History professor unveils FBI spying at Eau Claire
Student groups monitored in ‘60s agency reports
February 11, 2015
In the galaxy of public complaints, UW-Eau Claire leaders probably aren’t juggling messages from infamous FBI Director J. Edgar Hoover, warning of black, militant student groups on campus.
But Leonard Haas, Eau Claire president during the ‘60s, was.
While scouring 200-plus boxes of correspondence from the chancellors and presidents of Eau Claire and its predecessor Wisconsin State University-Eau Claire for the Chancellor’s Centennial History Series, history professor James Oberly came across copied letters from Hoover warning about radicals and the dangers they pose.
That sparked research which will be presented Feb. 18, in the lecture, “FBI Surveillance of Campus Protests at Eau Claire State, 1968-1970.” Michael Grogan, a history graduate student, will be presenting along with Oberly.

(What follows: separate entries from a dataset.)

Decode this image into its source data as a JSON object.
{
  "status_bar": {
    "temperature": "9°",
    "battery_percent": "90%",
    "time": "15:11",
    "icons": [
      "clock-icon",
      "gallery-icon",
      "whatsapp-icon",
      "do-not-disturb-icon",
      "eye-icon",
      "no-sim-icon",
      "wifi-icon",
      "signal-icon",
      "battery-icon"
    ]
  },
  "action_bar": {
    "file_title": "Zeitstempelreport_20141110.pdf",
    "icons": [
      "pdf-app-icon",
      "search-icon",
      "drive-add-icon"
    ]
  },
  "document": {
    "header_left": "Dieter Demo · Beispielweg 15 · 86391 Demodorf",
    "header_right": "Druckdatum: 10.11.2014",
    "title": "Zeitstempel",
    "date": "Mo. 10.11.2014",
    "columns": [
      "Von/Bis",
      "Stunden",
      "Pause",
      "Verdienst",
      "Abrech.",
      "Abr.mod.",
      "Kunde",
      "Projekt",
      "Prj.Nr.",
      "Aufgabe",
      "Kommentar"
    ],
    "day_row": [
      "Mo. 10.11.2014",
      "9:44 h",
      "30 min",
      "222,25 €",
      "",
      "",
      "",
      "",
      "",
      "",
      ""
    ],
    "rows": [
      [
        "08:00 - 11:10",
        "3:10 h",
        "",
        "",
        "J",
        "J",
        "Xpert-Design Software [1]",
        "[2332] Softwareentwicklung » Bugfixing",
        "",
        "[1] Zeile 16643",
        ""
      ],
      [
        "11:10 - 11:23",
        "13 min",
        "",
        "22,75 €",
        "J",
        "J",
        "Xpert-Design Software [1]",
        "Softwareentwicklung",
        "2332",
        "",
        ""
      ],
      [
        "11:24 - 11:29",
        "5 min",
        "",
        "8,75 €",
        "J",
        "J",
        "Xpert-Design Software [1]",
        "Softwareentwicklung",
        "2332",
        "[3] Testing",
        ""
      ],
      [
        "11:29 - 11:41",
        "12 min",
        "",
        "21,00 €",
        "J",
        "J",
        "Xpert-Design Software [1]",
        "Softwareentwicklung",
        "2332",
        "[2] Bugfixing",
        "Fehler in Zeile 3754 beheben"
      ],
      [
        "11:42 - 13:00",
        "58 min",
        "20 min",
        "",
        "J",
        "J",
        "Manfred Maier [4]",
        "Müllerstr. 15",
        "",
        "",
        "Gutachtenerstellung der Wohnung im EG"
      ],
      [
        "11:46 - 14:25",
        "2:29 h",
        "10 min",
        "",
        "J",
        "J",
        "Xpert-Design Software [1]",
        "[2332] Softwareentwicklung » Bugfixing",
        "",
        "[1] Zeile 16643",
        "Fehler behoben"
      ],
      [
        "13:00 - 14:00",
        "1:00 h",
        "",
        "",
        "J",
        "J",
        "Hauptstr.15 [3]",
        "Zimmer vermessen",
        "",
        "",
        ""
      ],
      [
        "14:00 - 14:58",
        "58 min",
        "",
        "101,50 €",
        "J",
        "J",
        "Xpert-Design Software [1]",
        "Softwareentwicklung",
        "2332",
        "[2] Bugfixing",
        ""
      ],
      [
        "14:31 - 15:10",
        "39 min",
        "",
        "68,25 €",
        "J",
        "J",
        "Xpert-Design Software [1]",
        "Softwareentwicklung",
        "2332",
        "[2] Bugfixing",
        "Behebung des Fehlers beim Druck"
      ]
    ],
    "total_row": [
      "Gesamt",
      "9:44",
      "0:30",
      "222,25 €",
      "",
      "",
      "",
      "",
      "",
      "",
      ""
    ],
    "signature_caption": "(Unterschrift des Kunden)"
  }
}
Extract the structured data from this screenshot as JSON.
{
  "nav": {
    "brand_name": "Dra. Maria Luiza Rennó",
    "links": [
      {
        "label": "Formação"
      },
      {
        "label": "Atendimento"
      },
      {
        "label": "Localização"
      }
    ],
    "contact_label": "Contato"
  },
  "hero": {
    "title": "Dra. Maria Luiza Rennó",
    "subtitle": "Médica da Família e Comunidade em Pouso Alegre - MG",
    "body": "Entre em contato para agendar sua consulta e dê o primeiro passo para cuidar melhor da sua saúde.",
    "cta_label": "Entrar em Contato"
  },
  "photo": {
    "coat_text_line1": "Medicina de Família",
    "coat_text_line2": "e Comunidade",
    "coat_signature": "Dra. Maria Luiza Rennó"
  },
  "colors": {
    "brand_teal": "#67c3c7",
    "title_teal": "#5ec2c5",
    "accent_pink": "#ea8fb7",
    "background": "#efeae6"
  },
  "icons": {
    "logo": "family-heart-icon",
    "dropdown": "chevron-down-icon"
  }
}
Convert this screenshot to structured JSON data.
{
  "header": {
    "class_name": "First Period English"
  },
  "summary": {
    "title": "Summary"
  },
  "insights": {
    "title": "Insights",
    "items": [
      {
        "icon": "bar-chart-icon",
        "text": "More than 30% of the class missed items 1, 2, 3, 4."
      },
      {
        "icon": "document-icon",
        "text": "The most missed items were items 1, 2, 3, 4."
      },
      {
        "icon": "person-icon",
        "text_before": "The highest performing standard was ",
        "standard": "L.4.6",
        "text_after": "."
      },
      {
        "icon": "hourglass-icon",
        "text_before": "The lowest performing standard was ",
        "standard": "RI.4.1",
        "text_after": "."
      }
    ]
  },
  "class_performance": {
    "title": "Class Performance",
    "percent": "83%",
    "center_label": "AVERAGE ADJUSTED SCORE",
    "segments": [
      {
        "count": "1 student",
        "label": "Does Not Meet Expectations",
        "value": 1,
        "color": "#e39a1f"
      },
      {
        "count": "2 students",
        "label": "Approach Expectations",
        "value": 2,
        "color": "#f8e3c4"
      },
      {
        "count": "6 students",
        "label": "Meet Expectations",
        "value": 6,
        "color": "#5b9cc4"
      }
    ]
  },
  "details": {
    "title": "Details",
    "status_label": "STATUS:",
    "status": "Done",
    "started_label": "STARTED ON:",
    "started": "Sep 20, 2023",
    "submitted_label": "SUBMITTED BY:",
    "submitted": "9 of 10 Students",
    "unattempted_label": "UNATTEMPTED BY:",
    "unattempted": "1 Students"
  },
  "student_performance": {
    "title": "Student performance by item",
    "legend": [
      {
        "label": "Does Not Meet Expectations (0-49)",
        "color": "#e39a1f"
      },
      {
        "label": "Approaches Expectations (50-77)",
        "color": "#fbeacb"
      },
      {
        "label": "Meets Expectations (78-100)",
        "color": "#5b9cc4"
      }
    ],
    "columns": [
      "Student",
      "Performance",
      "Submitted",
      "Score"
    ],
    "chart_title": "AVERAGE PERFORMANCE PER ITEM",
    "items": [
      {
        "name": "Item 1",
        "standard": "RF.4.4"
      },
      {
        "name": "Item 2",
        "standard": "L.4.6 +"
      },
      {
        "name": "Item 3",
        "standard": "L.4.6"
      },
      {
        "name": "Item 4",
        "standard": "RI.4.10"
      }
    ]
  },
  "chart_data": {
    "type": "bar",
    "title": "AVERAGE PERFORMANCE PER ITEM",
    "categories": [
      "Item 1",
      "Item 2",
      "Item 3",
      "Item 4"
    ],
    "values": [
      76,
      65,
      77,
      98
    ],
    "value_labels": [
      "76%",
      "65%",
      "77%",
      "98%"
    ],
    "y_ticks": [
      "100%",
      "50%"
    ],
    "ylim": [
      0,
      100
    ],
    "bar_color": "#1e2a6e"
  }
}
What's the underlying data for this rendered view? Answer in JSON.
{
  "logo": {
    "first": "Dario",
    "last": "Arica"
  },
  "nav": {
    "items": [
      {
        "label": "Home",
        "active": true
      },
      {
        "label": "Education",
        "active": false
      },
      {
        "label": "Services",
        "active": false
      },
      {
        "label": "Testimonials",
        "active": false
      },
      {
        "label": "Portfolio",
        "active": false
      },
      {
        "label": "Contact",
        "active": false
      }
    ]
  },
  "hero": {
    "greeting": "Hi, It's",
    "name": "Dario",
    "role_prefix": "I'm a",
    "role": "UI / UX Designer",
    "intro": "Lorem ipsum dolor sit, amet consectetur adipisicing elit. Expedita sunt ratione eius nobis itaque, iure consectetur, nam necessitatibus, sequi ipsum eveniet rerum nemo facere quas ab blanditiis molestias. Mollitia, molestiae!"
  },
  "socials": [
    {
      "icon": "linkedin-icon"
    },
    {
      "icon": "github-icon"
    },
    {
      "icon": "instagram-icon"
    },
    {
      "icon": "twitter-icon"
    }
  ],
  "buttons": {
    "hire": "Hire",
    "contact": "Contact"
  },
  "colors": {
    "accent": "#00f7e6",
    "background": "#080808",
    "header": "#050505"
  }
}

Grogan said he became interested in the FBI’s actions as an undergrad, namely in their counterintelligence programs – tactics that could stretch any line of ethics and First Amendment rights.
“A landlord or an employer might receive an anonymous letter indicating that their tenant or employee was a homosexual or a communist,” Grogan said. “The obvious goal of the FBI was to harass those with anti-government views in the hopes that those targeted would decline to express their free speech and political rights.”
Oberly filed a Freedom of Information Act request to obtain evidence of FBI spying in Eau Claire.
He said, as a teaser for the presentation, one of the things that stuck out was a main source of the FBI’s information came from The Spectator.
“So, it’s kind of charming to think that Hoover, or maybe not Hoover himself, read everything,” Oberly said. “There are copies of The Spectator in the FBI’s secret files, which had to be opened under the FOIA, which anyone could have read at the time and anyone could read now.”
The presentation will be from 4 to 5 p.m. Feb. 18, in the Woodland Theater in Davies Center.